I think that overview should be expanded to be an article in its own right. As it is, it is not much longer than the summary at [[History of the United States]]. That is hardly enough text to introduce the various parts of the series.
maveric149@yahoo.com wrote:
"If those parts [of the article] depend on context that has already been established by previous parts, then those will have to have more context and links added so that they can be both stand-alone articles and part of a series."
The use of passive voice avoids addressing on key obstacle here: who's going to do this?
I'll start work on that this weekend.
This would take far more time than it had taken me to write the entire article in the first place.
The ability to write good summaries is a rarer trait than the ability to write at length on a subject. Let those who can summarize help improve the article series by making it useful to people who don't want to read for an hour.

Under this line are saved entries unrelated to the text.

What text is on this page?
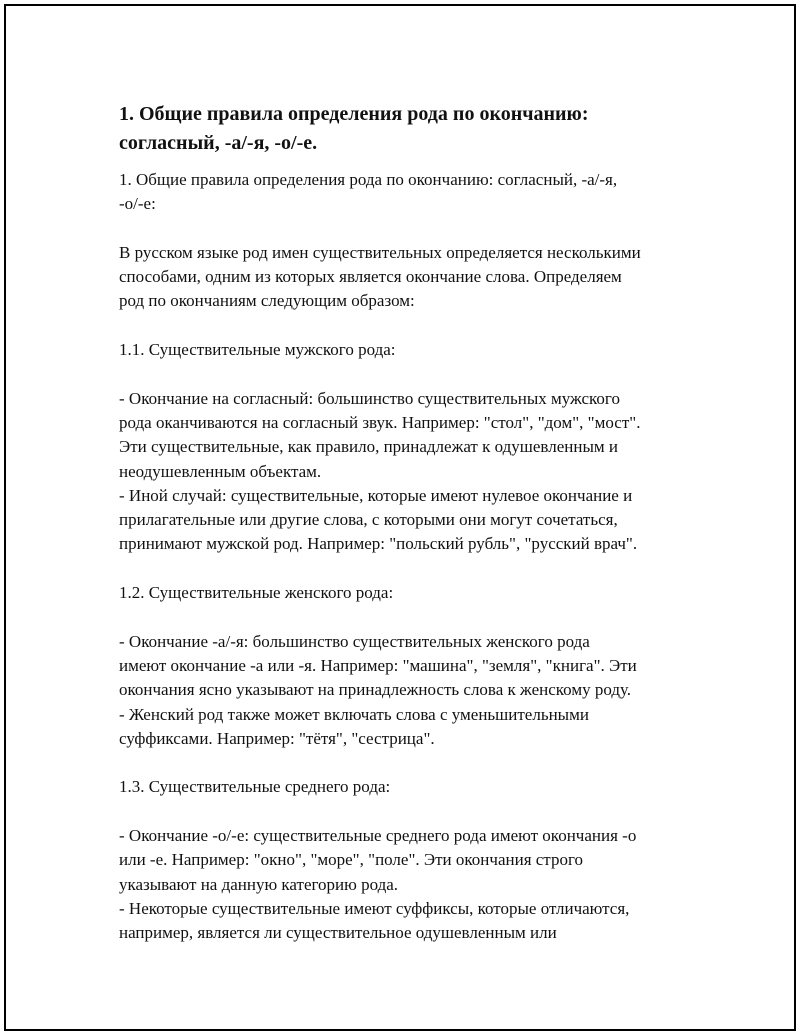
1. Общие правила определения рода по окончанию:
согласный, -а/-я, -о/-е.
1. Общие правила определения рода по окончанию: согласный, -а/-я,
-о/-е:
В русском языке род имен существительных определяется несколькими
способами, одним из которых является окончание слова. Определяем
род по окончаниям следующим образом:
1.1. Существительные мужского рода:
- Окончание на согласный: большинство существительных мужского
рода оканчиваются на согласный звук. Например: "стол", "дом", "мост".
Эти существительные, как правило, принадлежат к одушевленным и
неодушевленным объектам.
- Иной случай: существительные, которые имеют нулевое окончание и
прилагательные или другие слова, с которыми они могут сочетаться,
принимают мужской род. Например: "польский рубль", "русский врач".
1.2. Существительные женского рода:
- Окончание -а/-я: большинство существительных женского рода
имеют окончание -а или -я. Например: "машина", "земля", "книга". Эти
окончания ясно указывают на принадлежность слова к женскому роду.
- Женский род также может включать слова с уменьшительными
суффиксами. Например: "тётя", "сестрица".
1.3. Существительные среднего рода:
- Окончание -о/-е: существительные среднего рода имеют окончания -о
или -е. Например: "окно", "море", "поле". Эти окончания строго
указывают на данную категорию рода.
- Некоторые существительные имеют суффиксы, которые отличаются,
например, является ли существительное одушевленным или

It should take me a couple hours to write a draft survey article that would take a reader 15 minutes to read and link to full articles on 4 or 5 different aspects of the topic explained in more detail (each section would be almost as long as the current overview and have a 'Main article' link below its heading). That gives the reader a real choice as to how much detail they are willing to read through. The draft could be worked on a /temp page until it is ready to be moved to [[Origins of the American Civil War]]. I would have started this a while ago, but you have kept indicating you would revert any effort like that.
... The three of us should redirect our attention to making the existing overview, summary, and timeline for accessible to readers interested in a quick glace at the subject.
That will require an entire survey article and eventually a separate time lime. Yes - let's get to work on that this weekend.
Also, perhaps we can look into making it easier to follow the main outline as the reader turns from one page to the next.
'Page turning' is a print concept that does not work within the context of a hyperlinked encyclopedia.
Let's continue this discussion on that talk page.